10 KiB

Business Glossary File Format

The business glossary source file should be a .yml file with the following top-level keys:

Glossary: the top level keys of the business glossary file

Example Glossary:

version: 1                                     			# the version of business glossary file config the config conforms to. Currently the only version released is `1`.
source: DataHub                                			# the source format of the terms. Currently only supports `DataHub`
owners:                                        			# owners contains two nested fields
  users:                                       		    # (optional) a list of user IDs
    - njones
  groups:                                               # (optional) a list of group IDs
    - logistics
url: "https://github.com/datahub-project/datahub/"      # (optional) external url pointing to where the glossary is defined externally, if applicable
nodes:                                                  # list of child **GlossaryNode** objects.
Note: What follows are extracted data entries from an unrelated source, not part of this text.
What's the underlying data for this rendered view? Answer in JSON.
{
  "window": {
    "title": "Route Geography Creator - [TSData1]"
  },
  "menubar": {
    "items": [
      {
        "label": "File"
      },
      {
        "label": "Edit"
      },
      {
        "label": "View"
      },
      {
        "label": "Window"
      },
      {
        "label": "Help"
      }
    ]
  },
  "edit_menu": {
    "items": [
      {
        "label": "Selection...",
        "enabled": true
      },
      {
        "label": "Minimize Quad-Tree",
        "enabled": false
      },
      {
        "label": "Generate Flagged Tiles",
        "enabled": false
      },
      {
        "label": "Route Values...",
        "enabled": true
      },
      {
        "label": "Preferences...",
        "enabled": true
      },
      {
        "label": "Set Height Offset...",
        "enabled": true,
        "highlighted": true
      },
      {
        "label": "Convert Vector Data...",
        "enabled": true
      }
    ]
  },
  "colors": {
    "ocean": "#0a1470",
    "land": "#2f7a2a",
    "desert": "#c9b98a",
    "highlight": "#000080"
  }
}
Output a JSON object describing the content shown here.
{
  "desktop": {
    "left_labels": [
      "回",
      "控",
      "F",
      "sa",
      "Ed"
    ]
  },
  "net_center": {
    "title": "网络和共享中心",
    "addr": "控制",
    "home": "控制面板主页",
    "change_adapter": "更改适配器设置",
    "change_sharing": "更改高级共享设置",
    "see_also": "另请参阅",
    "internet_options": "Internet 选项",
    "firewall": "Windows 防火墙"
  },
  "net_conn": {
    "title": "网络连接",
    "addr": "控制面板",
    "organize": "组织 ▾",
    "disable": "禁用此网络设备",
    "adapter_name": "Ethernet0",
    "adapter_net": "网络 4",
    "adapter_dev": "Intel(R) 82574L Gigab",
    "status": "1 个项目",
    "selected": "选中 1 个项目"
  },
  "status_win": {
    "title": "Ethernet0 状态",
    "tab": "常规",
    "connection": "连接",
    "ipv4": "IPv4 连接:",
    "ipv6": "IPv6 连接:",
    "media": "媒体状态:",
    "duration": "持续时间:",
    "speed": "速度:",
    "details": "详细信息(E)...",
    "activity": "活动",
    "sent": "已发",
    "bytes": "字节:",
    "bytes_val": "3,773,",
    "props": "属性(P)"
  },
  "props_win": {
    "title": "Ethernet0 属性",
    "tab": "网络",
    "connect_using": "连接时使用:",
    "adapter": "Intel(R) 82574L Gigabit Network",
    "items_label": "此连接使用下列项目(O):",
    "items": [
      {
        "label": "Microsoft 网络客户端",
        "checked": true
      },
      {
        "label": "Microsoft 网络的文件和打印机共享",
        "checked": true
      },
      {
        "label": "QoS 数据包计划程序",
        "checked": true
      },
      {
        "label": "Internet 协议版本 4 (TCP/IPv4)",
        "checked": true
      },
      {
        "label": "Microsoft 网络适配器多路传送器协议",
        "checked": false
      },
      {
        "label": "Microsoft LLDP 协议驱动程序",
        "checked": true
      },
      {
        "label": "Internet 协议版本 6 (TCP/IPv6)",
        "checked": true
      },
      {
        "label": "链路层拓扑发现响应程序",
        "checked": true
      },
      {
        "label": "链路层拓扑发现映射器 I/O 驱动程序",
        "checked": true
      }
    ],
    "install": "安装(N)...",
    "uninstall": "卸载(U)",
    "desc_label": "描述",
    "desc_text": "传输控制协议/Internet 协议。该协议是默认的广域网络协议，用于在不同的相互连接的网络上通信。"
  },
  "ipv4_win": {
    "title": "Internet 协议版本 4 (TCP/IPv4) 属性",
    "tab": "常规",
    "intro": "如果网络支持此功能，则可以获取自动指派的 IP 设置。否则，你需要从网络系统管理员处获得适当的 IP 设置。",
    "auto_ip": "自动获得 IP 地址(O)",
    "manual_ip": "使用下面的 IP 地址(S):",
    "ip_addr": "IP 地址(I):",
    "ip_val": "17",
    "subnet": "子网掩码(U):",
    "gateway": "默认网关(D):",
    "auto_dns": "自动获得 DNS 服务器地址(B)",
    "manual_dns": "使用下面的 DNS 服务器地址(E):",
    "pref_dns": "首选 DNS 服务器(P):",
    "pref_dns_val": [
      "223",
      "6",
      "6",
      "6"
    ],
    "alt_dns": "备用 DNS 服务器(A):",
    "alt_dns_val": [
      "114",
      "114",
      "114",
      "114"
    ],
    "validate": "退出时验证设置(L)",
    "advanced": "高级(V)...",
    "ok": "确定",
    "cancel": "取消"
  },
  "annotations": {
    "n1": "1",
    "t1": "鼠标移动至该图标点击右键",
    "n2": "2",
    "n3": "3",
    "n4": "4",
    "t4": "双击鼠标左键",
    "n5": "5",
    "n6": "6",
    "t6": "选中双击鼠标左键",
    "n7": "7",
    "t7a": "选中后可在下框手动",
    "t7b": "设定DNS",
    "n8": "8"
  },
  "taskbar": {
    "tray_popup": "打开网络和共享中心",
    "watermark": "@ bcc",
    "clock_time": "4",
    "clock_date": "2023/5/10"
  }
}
See **GlossaryNode** section below
	...

GlossaryNode: a container of GlossaryNode and GlossaryTerm objects

Example GlossaryNode:

- name: Shipping                                                # name of the node
  description: Provides terms related to the shipping domain    # description of the node
  owners:                                                       # (optional) owners contains 2 nested fields
    users:                                                      # (optional) a list of user IDs
      - njones
    groups:                                                     # (optional) a  list of group IDs
      - logistics
  nodes:                                                        # list of child **GlossaryNode** objects
    ...
  knowledge_links:                                              # (optional) list of **KnowledgeCard** objects
    - label: Wiki link for shipping
      url: "https://en.wikipedia.org/wiki/Freight_transport"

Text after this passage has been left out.